Habitual residence and domicile

Prenuptial agreements should set out where each person is habitually resident and domiciled.

Habitual residence

Somebody’s habitual residence is the country where they live regularly. Examples of a habitual residence include: 

  • the country in which you have lived all your life (eg England), even if you go on holiday to another country for a few months 

  • a country you move to for a set period of time because of your job 

  • the country you move to, even if you have only been there a few days, if you intend to live there for a longer period of time 

It’s important to note that habitual residence is not lost by someone’s temporary absence (eg because of working abroad or studying abroad), provided that the absence is not inconsistent with their habitual residence in that country.


Domicile is harder to define than habitual residence. In essence, someone is domiciled in a country if they have close ties to it. A country of domicile is the country in which someone has voluntarily chosen to live, with the intention of making it their permanent home. 

Someone can only have one domicile at a time and it will either be: 

  • a domicile of origin - this is the domicile someone automatically acquires when they are born and will often be the country in which their father was domiciled at the time of birth. Most people’s domicile of origin will be their country of birth

  • a domicile of choice - this is the country someone moves to with the intention of making it their permanent home (until or unless something changes their mind) 

A person’s domicile of origin is never fully lost, but it can be suspended by a domicile of choice. For example, if someone is born in Australia to Australian parents and they live there throughout their life until they graduate from university, their domicile of origin would be Australia.
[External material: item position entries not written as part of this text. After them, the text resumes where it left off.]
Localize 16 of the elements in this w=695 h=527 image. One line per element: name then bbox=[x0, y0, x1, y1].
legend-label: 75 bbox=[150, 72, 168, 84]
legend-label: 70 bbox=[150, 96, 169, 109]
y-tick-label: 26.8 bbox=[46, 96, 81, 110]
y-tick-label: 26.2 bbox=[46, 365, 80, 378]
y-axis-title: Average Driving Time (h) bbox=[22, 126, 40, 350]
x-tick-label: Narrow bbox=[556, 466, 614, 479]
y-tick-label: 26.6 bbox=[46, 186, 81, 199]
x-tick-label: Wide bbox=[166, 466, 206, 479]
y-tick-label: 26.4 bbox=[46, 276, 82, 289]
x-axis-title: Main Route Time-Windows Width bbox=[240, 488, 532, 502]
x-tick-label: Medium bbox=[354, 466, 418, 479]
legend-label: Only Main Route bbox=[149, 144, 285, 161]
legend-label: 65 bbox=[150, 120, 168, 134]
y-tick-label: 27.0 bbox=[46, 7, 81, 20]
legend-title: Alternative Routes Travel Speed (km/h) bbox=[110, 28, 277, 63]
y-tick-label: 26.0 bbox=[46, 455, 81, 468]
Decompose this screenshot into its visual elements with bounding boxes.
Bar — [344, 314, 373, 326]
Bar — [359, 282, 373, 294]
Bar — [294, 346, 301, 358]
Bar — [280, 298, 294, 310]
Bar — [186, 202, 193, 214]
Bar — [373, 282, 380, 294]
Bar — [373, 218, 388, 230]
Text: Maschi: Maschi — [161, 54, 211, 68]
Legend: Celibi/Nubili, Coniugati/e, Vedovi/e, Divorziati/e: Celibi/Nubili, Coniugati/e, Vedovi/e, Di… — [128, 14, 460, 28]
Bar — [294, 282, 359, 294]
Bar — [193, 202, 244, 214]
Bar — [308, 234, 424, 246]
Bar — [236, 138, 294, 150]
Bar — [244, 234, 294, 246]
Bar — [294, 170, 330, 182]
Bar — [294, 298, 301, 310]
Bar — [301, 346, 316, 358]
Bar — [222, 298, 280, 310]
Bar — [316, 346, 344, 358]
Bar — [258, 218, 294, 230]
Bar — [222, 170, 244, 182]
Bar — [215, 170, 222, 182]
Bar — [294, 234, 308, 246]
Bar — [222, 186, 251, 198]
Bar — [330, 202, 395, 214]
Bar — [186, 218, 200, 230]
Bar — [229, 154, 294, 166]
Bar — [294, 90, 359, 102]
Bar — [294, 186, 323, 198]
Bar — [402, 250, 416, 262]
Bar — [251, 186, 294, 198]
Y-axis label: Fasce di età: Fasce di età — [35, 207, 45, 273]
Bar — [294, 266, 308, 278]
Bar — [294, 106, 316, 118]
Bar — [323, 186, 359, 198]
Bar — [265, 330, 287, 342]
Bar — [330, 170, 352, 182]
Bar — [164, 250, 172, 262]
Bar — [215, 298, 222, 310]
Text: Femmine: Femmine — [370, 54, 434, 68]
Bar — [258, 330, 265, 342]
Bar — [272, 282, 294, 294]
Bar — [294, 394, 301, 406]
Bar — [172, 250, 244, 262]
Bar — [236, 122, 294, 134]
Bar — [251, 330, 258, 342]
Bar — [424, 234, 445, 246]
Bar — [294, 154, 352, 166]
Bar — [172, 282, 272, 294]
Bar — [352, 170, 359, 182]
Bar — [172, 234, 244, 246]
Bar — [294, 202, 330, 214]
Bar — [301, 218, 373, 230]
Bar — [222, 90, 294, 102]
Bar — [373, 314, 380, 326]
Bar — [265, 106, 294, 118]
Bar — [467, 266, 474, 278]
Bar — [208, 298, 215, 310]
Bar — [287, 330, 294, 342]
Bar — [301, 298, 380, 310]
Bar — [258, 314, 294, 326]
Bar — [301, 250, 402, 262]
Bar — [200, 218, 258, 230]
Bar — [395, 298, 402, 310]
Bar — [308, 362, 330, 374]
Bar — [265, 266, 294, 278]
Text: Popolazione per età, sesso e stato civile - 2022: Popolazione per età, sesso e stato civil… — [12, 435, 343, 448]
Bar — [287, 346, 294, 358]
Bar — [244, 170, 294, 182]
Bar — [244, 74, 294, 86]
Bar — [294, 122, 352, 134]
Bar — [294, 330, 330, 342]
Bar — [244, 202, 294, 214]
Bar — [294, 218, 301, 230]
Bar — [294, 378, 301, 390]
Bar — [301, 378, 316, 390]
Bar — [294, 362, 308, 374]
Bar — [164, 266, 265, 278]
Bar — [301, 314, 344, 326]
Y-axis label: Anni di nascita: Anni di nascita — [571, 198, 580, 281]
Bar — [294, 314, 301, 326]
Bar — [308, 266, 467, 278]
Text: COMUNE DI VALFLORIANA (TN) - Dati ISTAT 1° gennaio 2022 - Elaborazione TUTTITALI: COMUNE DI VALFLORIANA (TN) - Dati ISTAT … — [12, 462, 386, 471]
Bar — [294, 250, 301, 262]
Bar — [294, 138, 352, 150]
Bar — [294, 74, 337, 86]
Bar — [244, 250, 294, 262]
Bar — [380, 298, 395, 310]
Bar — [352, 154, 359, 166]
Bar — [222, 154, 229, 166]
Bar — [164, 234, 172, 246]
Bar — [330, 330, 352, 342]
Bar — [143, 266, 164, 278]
If they then move to England, with the intention of living there permanently, their new domicile (ie their domicile of choice) will be England.

How are habitual residence and domicile established?

Each partner will need to consider a variety of factors, including: 

  • nationalities

  • where they normally live, work, study and spend their free time 

  • whether any moves abroad are temporary or permanent in nature 

    • if either party moves abroad, whether they indent to move their affairs abroad as well

    • if either party moves abroad, whether they kept their properties and/or furniture (even if rented out) 

  • where cars are registered 

  • mail addresses 

  • where either party’s presence is registered (eg where they are registered to vote and go to the GP) 

  • if phone numbers are UK numbers or foreign numbers 

  • where either party’s financial arrangements (eg bank accounts, accountants or tax statuses) are based

For more information or for help working out your habitual residence or domicile, Ask a lawyer.

Thinking about the future

It is important that each party carefully considers future eventualities, for example:

  • one of the parties giving up their career to look after children

  • future business ventures together

Each could impact upon the fairness of an agreement made between a couple about to marry.